Я уже упоминала о своем двоемирии. На собраниях мы на полном серьезе каялись в буржуазных настроениях, в деревне я искренне упрекала себя за оторванность от народа. А дома, когда приходили кубинцы, танцевала с ними ча-ча-ча, одевалась по-западному. В 1990-е годы один французский журналист писал книгу о маме и попросил у нас фотографии. Посмотрел – и не поверил:

– Как? Это шестидесятые годы? Маоцзэдуновский Китай?
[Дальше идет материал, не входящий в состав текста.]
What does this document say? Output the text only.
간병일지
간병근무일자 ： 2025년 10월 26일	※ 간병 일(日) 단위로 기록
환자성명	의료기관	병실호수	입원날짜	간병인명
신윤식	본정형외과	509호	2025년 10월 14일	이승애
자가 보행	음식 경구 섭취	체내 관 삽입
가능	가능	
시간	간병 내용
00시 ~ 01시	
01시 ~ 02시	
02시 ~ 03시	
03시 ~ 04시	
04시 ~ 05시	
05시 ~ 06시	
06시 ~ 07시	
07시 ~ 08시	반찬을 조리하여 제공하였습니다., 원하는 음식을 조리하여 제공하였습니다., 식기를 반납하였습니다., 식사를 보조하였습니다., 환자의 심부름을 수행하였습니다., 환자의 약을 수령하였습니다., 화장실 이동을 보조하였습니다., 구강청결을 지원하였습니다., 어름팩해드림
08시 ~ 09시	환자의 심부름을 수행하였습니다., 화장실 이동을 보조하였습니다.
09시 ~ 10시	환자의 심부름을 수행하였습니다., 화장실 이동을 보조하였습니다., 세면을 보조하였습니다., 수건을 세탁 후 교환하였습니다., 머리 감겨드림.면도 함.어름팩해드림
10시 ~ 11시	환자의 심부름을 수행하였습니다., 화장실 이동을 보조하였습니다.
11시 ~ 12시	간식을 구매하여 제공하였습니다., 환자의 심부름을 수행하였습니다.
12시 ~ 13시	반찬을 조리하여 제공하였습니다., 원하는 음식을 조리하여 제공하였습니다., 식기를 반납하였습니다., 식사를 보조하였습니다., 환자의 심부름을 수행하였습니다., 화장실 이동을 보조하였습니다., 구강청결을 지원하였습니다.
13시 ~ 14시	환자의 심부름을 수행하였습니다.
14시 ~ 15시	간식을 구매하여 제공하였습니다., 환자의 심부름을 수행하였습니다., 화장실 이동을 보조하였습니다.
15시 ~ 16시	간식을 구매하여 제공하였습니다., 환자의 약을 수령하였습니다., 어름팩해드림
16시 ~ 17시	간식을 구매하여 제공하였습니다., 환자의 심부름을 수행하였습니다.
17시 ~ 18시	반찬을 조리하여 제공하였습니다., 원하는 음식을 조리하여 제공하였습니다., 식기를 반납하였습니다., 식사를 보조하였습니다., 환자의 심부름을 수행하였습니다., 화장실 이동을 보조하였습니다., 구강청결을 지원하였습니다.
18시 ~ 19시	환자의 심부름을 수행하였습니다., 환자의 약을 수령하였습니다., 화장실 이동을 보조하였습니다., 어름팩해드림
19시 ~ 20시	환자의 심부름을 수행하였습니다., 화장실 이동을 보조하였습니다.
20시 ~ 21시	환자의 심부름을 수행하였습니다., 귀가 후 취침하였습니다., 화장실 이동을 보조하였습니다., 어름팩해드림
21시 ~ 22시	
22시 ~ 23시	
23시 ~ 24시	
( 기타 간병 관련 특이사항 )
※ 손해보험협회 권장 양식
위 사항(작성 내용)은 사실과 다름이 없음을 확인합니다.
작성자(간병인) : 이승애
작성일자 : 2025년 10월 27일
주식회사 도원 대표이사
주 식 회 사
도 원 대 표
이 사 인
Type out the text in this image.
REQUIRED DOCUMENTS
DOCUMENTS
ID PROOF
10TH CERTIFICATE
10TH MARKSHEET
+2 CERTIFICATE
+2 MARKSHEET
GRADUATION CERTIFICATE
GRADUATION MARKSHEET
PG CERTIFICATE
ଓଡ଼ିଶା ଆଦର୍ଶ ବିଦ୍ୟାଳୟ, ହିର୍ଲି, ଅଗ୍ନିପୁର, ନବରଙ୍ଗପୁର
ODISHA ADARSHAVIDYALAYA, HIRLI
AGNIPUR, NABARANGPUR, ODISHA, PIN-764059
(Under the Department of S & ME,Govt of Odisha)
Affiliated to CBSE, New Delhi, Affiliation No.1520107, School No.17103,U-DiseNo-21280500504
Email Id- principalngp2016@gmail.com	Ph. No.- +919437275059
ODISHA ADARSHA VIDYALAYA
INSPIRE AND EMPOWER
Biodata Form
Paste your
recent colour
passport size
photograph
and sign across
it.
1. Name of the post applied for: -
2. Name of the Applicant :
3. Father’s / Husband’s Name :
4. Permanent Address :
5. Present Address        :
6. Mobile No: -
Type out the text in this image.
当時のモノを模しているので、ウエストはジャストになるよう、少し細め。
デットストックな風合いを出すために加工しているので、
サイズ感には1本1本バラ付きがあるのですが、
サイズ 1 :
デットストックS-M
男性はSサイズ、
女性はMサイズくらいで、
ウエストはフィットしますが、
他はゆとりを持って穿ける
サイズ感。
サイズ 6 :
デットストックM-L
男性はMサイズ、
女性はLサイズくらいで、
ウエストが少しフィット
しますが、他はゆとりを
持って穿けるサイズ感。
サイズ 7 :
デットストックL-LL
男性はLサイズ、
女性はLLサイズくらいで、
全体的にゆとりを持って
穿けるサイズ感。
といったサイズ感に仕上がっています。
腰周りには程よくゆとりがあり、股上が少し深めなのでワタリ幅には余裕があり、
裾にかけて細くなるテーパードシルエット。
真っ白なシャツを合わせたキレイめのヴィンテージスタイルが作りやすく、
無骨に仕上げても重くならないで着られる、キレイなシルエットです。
Тут же девушки, одетые, как парижанки того времени!

Это не было общей чертой золотой молодежи; та же дочь Мао Цзэдуна, дети других “вождей” не имели ничего подобного. Их держали очень строго – я видела это своими глазами, потому что до какого-то момента отец был вхож в семью кормчего, мы бывали у Мао в гостях, я играла с его дочерью, мама давала уроки русского языка его жене Цзян Цин. Виделись на разных киносеансах, концертах закрытых… И все – все! – одинаково удивлялись, как много мы, дочери Ли Лисаня, можем себе позволить.

При этом идеологическая обработка моего поколения усиливалась, а вождизм нарастал. Раньше запрещалось аплодировать, когда появлялся Мао, а теперь его статьи, переведенные на испанский, стали включать в список текстов, обязательных для изучения у нас на факультете. Началась борьба против “облеченных властью, но идущих по капиталистическому пути”; даже было изобретено такое слово, которое на русский язык перевели уродливо: каппутисты. Говорят, что словцо появилось с подачи или одобрения все того же Кан Шэна, несколько лет проработавшего в Коминтерне и считавшего себя великим специалистом по русскому языку, которого он толком не знал.

В начале апреля 1966 года мы вернулись в Пекин в полной эйфории: наконец-то! Но когда я пересекла порог родного дома, сразу же заметила, что мама встревожена, а отец мрачен.

– Что случилось? – спрашиваю.

Мама отвечает:

– А ты не знаешь, что в стране происходит?!

Я не знала и знать не могла. Оказалось, на самом верху уже разоблачили новую антипартийную группировку, из четырех членов Политбюро. В публичное поле информация не просачивалась, но началась артподготовка, разгромные статьи по поводу различных деятелей культуры, писателей. А 16 мая 1966 года прошел расширенный пленум политбюро ЦК, от которого историки “культурной революции” отсчитывают ее начало, хотя само выражение появилось раньше, даже соответствующая комиссия уже была создана. Но одно дело теория, а другое – реальный процесс.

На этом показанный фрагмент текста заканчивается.